Les technologies au service des familles issues de l’immigration récente

Immigration + technologies = ?

L’immigration est souvent discutée dans les médias et dans le monde scolaire. Les technologies également. En revanche, la relation entre les technologies et l’immigration est peu évoquée. C’est une sorte d’impensé. Pourtant, les technologies sont plus que jamais impliquées dans le processus d’immigration, autant avant que pendant et après l’arrivée des immigrants au Canada, notamment depuis le développement du Web 2.0 (début des années 2000), qui a facilité et dynamisé le partage d’information et la communication sur internet. À tel point qu’on parle désormais de « migrant connecté »1 pour souligner à quel point les immigrants contemporains inscrivent leur parcours migratoire dans la continuité de leurs réseaux relationnels, en grande partie au moyen des technologies, contrairement à la perception communément partagée que l’immigration consiste uniquement en une série de ruptures et de déracinements. Ainsi, les futurs immigrants peuvent exploiter les technologies pour préparer leur immigration, notamment en accédant à des services gouvernementaux en ligne (Ex : le ministère de l’Immigration) mais aussi en activant leurs contacts avec la diaspora de la société d’accueil. Dans le cas spécifique des réfugiés, dont l’immigration se caractérise par une phase parfois longue de transit entre le pays d’origine et le pays d’accueil, les technologies (ici, le cellulaire) revêtent une charge symbolique considérable dans la mesure où elles représentent le seul lien qu’ils entretiennent avec leurs proches. Une fois que les immigrants sont arrivés au Canada, les technologies leur permettent de maintenir les contacts (qu’ils soient relationnels, médiatiques, économiques, politiques, religieux, etc.) avec les réseaux de la société d’origine et de soutenir la création de nouveaux contacts, à la fois avec la diaspora locale et avec la population canadienne. Sur ce dernier point, les technologies constituent des ressources de premier plan pour guider l’installation et l’intégration des familles immigrantes.

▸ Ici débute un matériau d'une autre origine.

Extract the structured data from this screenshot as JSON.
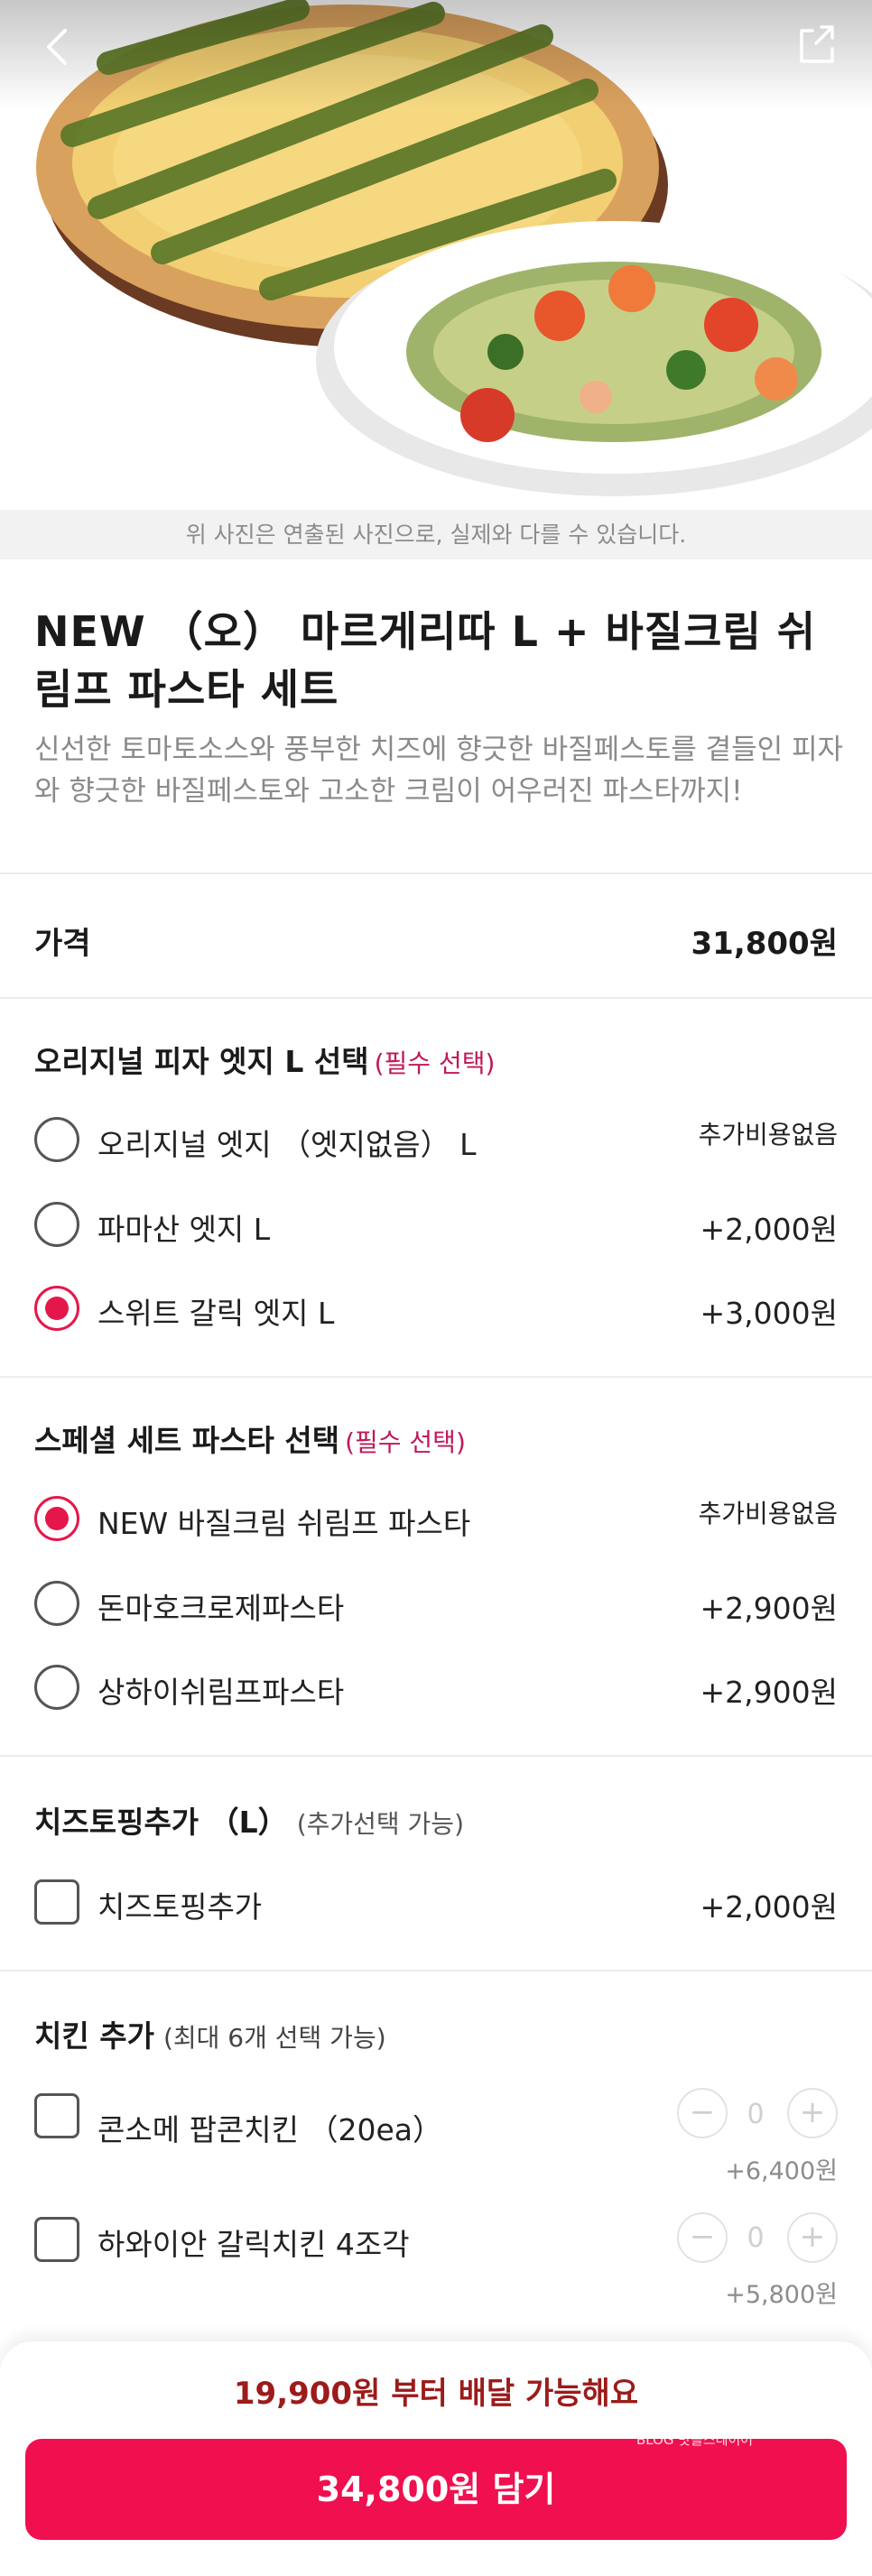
{
  "hero": {
    "caption": "위 사진은 연출된 사진으로, 실제와 다를 수 있습니다."
  },
  "product": {
    "title": "NEW （오） 마르게리따 L + 바질크림 쉬림프 파스타 세트",
    "description": "신선한 토마토소스와 풍부한 치즈에 향긋한 바질페스토를 곁들인 피자와 향긋한 바질페스토와 고소한 크림이 어우러진 파스타까지!"
  },
  "price_row": {
    "label": "가격",
    "value": "31,800원"
  },
  "edge_section": {
    "title": "오리지널 피자 엣지 L 선택",
    "required": "(필수 선택)",
    "options": [
      {
        "label": "오리지널 엣지 （엣지없음） L",
        "price": "추가비용없음",
        "selected": false
      },
      {
        "label": "파마산 엣지 L",
        "price": "+2,000원",
        "selected": false
      },
      {
        "label": "스위트 갈릭 엣지 L",
        "price": "+3,000원",
        "selected": true
      }
    ]
  },
  "pasta_section": {
    "title": "스페셜 세트 파스타 선택",
    "required": "(필수 선택)",
    "options": [
      {
        "label": "NEW 바질크림 쉬림프 파스타",
        "price": "추가비용없음",
        "selected": true
      },
      {
        "label": "돈마호크로제파스타",
        "price": "+2,900원",
        "selected": false
      },
      {
        "label": "상하이쉬림프파스타",
        "price": "+2,900원",
        "selected": false
      }
    ]
  },
  "cheese_section": {
    "title": "치즈토핑추가 （L）",
    "note": "(추가선택 가능)",
    "options": [
      {
        "label": "치즈토핑추가",
        "price": "+2,000원",
        "checked": false
      }
    ]
  },
  "chicken_section": {
    "title": "치킨 추가",
    "note": "(최대 6개 선택 가능)",
    "options": [
      {
        "label": "콘소메 팝콘치킨 （20ea）",
        "quantity": "0",
        "price": "+6,400원",
        "checked": false
      },
      {
        "label": "하와이안 갈릭치킨 4조각",
        "quantity": "0",
        "price": "+5,800원",
        "checked": false
      }
    ]
  },
  "bottom": {
    "min_delivery": "19,900원 부터 배달 가능해요",
    "add_button": "34,800원 담기",
    "watermark": "BLOG 맛을스레이어"
  },
  "colors": {
    "accent": "#f0104f",
    "required": "#c0185a",
    "min_delivery": "#9c1b1b"
  },
  "icons": {
    "back": "chevron-left-icon",
    "share": "share-icon"
  }
}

Le rôle des technologies dans l’installation et l’intégration des immigrants

Parmi toutes les technologies possibles, le téléphone cellulaire est assurément celle qui est la plus répandue chez les populations immigrantes lors de leur installation, pour plusieurs raisons. En premier lieu, téléphoner permet de joindre quelqu’un sans avoir besoin de passer par l’écrit (seules des connaissances de base en numératie sont nécessaires), ce qui permet de pallier au cas d’analphabétisme. Pour cette raison, le cellulaire jouit d’un fort taux d’utilisation à l’échelle internationale, notamment dans les pays en voie de développement, et constitue donc une technologie déjà familière pour la quasi-totalité des immigrants avant leur arrivée au Canada. En outre, le cellulaire, dans sa version intelligente, permet de cumuler une multitude d’autres fonctions d’information et de communication notamment via internet, moyennant les compétences alphabétiques requises. À titre d’exemple, les applications de traduction « augmentée » (traduction de mots, mais aussi d’expressions et de phrases du quotidien, avec possibilité de faire une lecture sonore du résultat de la traduction) peuvent pallier au manque de compétences dans les langues officielles canadiennes. Les applications de géolocalisation peuvent faciliter les déplacements en renseignant sur les horaires et les arrêts de bus, les correspondances, etc., en plus d’aider à la découverte des services de quartier. En tant que technologies mobile, les immigrants récemment arrivés peuvent l’avoir en tout temps avec eux, et donc être joignables ou joindre quelqu’un n’importe où, n’importe quand, ce qui est une nécessité lors de la recherche d’emploi, d’un logement, etc. Pour cette même raison, le cellulaire assure le maintien des contacts par-delà les déménagements qui surviennent fréquemment lors des premiers mois d’installation, contrairement à l’adresse postale et au téléphone fixe. En plus du cellulaire, l’ordinateur (portable, éventuellement fixe) constitue la deuxième technologie la plus présente dans les familles immigrantes au Canada. Il est notamment utilisé pour des activités de nature professionnelle ou administrative, par exemple, la rédaction du curriculum vitae et la recherche d’emploi, le suivi d’une formation linguistique en ligne (par exemple, Francisation en ligneau Québec, Clic en ligne3 au Canada), l’accès à certains services gouvernementaux, etc.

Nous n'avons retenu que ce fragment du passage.